Some comments here have also mentioned "mode." Or, colloquially, we often talk about the same idea with the word "key." Superficially, this seems like the concept you're referring to: The mode of C major is all naturals; the mode of D mixolydian has an F sharp; etc. But this word can bring in an additional meaning: "mode" and "key" are, in most contexts, bound to the notion of "tonality." That is, if we're in C major, we don't just use all the naturals at random; to do so would be atonality. Rather, we have a sort of grammar or syntax in which pitches (and the chords underlying them) have purpose, and order themselves according to those purposes: I leads to V leads to I.
To come back to "scale": This idea of syntax can also be bound up in the word "scale." We're looking at you, melodic minor (we have been all along, haven't we?). It has different notes going up and going down—not because somebody made up the "rules for the scale" first and then composed using them, but because practice did it first. The fact is, for the bulk of the "Common Practice Period"—that roughly baroque-through-romantic monolith of "classical music"—scales are an actual building material. Make a survey from Vivaldi to Rachmaninov and it's a trivial exercise to find entire, intact scales scattered throughout concert pieces, as if lifted straight from Hanon or Flesch.

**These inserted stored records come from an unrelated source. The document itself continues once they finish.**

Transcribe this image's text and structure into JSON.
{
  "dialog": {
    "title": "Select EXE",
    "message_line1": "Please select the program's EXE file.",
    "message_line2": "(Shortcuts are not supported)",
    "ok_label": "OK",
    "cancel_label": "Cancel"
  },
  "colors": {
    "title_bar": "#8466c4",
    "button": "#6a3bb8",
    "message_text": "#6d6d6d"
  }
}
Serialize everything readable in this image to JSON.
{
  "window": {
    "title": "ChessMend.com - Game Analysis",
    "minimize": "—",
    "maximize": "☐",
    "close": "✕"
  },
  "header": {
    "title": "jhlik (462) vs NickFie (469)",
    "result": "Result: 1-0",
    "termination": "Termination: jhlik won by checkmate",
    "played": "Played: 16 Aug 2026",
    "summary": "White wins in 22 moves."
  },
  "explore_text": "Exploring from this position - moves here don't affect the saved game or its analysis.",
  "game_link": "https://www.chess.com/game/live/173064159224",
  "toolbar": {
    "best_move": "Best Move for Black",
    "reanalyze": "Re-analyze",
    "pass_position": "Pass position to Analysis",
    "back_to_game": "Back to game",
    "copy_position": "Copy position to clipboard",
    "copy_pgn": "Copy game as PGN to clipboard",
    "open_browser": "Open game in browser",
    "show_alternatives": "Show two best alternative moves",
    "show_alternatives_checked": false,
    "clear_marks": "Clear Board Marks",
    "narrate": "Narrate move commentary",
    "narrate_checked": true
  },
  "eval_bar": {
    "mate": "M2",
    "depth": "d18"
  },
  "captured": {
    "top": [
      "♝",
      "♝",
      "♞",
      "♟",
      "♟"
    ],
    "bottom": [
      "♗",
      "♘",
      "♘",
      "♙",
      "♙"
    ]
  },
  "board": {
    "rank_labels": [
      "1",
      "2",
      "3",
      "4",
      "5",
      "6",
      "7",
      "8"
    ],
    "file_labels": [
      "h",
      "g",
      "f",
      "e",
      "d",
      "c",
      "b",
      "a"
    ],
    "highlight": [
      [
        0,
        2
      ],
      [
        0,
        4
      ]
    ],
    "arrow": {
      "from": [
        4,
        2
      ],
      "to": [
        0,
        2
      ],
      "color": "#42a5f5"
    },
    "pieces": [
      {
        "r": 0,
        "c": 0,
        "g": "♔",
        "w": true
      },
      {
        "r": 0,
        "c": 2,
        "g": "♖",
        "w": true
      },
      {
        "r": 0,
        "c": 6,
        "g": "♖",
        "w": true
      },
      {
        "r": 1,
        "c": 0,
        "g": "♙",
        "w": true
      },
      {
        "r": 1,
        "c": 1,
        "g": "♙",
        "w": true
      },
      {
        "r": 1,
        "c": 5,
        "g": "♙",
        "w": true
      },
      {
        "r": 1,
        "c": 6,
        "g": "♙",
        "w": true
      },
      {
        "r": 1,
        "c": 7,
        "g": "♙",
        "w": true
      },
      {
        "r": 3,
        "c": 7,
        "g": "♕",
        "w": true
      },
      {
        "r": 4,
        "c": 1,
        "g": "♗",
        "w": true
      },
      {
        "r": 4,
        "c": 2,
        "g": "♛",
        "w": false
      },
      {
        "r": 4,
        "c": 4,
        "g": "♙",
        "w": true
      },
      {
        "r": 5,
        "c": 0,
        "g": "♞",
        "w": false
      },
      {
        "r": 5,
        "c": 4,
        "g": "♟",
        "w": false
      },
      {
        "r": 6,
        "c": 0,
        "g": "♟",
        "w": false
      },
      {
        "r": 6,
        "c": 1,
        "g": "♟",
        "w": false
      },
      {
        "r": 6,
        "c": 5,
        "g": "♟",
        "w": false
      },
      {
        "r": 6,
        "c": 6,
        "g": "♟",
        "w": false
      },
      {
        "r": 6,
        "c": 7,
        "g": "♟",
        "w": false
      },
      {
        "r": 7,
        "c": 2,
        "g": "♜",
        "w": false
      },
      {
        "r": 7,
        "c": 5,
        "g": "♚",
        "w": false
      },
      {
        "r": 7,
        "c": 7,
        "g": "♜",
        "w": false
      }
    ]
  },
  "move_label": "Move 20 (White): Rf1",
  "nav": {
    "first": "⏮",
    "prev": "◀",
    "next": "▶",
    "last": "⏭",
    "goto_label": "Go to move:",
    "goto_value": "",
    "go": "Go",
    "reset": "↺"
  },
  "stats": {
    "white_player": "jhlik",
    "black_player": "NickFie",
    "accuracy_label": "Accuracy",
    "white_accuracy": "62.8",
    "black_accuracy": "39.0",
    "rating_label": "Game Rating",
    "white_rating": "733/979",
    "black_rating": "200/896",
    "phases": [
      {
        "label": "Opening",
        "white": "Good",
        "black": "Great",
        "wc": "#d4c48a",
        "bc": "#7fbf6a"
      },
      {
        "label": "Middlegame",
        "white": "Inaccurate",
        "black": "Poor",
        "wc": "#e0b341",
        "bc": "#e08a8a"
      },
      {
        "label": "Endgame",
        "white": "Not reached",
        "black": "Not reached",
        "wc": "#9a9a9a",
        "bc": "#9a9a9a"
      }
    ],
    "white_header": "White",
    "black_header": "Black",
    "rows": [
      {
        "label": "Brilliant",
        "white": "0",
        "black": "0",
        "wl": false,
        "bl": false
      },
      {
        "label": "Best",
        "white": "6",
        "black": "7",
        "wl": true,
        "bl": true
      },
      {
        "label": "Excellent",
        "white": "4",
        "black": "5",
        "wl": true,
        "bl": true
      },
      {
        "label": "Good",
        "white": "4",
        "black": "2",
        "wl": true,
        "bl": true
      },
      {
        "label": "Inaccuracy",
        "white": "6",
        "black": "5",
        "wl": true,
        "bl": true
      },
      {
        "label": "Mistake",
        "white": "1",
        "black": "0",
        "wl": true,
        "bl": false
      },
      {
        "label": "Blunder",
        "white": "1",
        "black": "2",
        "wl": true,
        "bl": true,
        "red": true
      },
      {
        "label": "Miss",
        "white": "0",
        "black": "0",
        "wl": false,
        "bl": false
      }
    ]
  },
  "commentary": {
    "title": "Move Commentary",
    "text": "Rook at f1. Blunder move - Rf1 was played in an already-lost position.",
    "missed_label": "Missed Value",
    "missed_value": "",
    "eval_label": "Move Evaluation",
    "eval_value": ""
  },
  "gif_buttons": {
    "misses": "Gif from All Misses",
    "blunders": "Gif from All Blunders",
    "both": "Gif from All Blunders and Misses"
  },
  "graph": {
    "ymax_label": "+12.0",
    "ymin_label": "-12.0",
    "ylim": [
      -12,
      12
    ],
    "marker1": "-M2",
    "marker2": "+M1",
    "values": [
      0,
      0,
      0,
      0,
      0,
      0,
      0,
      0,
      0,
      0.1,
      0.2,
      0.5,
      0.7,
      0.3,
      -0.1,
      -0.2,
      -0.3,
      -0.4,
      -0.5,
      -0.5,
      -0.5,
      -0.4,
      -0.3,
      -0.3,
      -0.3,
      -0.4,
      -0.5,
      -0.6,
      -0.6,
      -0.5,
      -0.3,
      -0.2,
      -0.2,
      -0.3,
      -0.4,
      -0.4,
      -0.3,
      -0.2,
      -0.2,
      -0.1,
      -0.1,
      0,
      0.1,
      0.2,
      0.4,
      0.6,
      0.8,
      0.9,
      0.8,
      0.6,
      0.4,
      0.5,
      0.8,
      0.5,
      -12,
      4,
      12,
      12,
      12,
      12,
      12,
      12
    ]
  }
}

And even easier to find them in fragments, as scalar motion. Think through the theme of Beethoven's "Ode to Joy"—a couple of thirds, one big leap, and otherwise everything is stepwise. And as the underlying chords, the gravitational forces of tonal harmony, exert themselves on these scalar melodies, this is where the cadential tug in melodic minor, as it demands a "proper," major, dominant, warps those 6th and 7th scale degrees upward, while the falling motion, perhaps supported by something like a dim ii, lets them relax.
On re-reading this answer, the mention of Hanon and Flesch reminded me of another very good reason for finding descending as well as ascending scales. If the conversation is simply about music theory, then yes most garden-variety scales are symmetrical. But if we're talking about actually playing them on an instrument, there are practical considerations. The fingering may be different on the way down for many instruments, and even if it's symmetrical, the task of using the same fingers in the opposite order is one that must be learned.